Antes de tudo, vou dedicar esse texto as 41 pessoas que junto a mim, formaram 42 loucos que estiveram a bordo de uma "nave espacial" mais louca ainda na cidade dos ets. Vai pra toda equipe do colégio que confiou em nós, aos meus lindos amigos que ficaram aqui, torcendo por nós. Em especial pra Lú linda, que comemorou por pensamento cada vitória. Sem dúvida nenhuma para a Virgínia, que realmente treina os guerreiros. Pra incentivadora da alma, mamãe que adotou 17 meninos naquele quarto Eliane, o Solivan armado e a Tia Dri do intestino preso, a Irmã Antônia que planta bananeira também. Enfim, vai pro conjunto Canossianas, pra todas as famílias, pra todos os soldados dessa luta.
Faltava menos de um mês e tudo começou a dar errado, disseram que não iríamos, ou que metade iria, que seria cancelado. Mas aconteceu, e nós fomos a conhecida terrinha dos habitantes de outro planeta - Varginha -. Antes de tudo, a ansiedade se fez intensa e não existe palavra para definir a sensação de tudo isso. As 5 horas da manhã, do dia 29 de outubro, partia de Araras um ônibus cheio de jovens com o pensamento a milhões. Deixando para trás família e amigos que choravam por quererem estar juntos. A ida foi calma, conversávamos e riamos, os preguiçosos cochilavam junto com os que teriam os primeiros jogos. Fazíamos planos para o momento certo, cantávamos músicas em vão, e nada nos inquietava.
Chegar na manhã do dia 30, no Campus II de uma Universidade que seria um alojamento foi o "Era uma vez" dessa história, que terminará ao fim desse texto. Tenho a imagem dos colchões sendo carregados, da euforia de todos subindo aquela rampa gigantesca até os quartos, a arrumação rápida das camas, a disputa por quem ficaria de frente com a janela, foi tudo tão marcante como se o simples hábito de abrir os olhos fosse inédito. As 11 horas da manhã, veio o primeiro desafio para as meninas do vôlei. Tão nervosas, cansadas, deixaram que o coração falasse mais alto que a habilidade, e o jogo foi perdido. Nesse mesmo dia, o futsal masculino também foi desafiado, e falhou também. A primeira noite tinha desejo de ser agitada, mas atitude pra ser tranquila.

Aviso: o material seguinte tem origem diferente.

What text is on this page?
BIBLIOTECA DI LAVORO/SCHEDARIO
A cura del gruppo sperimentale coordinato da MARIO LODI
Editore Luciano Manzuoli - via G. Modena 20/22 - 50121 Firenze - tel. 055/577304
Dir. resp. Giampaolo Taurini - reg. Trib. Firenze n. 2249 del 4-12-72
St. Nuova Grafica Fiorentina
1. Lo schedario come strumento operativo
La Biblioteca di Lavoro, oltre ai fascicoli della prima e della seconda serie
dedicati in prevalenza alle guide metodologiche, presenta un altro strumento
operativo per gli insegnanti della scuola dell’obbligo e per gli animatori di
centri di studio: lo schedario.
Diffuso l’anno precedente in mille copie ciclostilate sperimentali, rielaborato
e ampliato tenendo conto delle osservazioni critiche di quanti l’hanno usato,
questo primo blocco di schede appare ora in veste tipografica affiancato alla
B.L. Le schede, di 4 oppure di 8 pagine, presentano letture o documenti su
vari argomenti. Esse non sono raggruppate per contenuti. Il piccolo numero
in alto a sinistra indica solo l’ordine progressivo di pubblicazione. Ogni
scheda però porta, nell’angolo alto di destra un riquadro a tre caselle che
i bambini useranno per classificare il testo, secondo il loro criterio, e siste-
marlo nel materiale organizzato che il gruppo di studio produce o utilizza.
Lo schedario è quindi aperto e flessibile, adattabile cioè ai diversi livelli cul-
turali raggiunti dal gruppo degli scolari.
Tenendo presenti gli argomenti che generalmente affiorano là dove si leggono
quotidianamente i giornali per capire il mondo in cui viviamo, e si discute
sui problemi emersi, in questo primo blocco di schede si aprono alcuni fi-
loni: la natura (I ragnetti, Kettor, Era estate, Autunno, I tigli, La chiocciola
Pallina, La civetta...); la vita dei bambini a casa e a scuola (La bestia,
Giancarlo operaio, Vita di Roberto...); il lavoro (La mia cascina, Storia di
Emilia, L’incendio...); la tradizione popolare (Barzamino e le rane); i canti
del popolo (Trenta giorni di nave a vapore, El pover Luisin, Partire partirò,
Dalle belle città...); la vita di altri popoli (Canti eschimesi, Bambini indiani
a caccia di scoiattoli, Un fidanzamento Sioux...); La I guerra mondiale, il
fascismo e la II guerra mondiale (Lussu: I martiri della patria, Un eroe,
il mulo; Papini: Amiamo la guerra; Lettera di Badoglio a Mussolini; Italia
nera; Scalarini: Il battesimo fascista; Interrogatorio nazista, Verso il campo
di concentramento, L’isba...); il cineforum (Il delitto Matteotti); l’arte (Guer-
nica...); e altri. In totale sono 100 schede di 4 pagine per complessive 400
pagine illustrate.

Cansados, fomos para a abertura dos jogos. Marcada para 20:00 e começando as 21:00. Quase dormindo em pé, depois que o som quebrou, e a Greice falava sozinha para 600 pessoas eufóricas (daqui uns parágrafos vocês saberão quem é Greice, a maldita Greice). Depois de muito torcer pra acontecer, a abertura acabou e retornamos para nosso quarto, que abrigava os confortáveis colchões. Era hora de dormir, de agradecer a Deus a oportunidade de estar ali, de rezar para o jogo que teria amanhã, e pedir para que ele iluminasse quem ficou aqui.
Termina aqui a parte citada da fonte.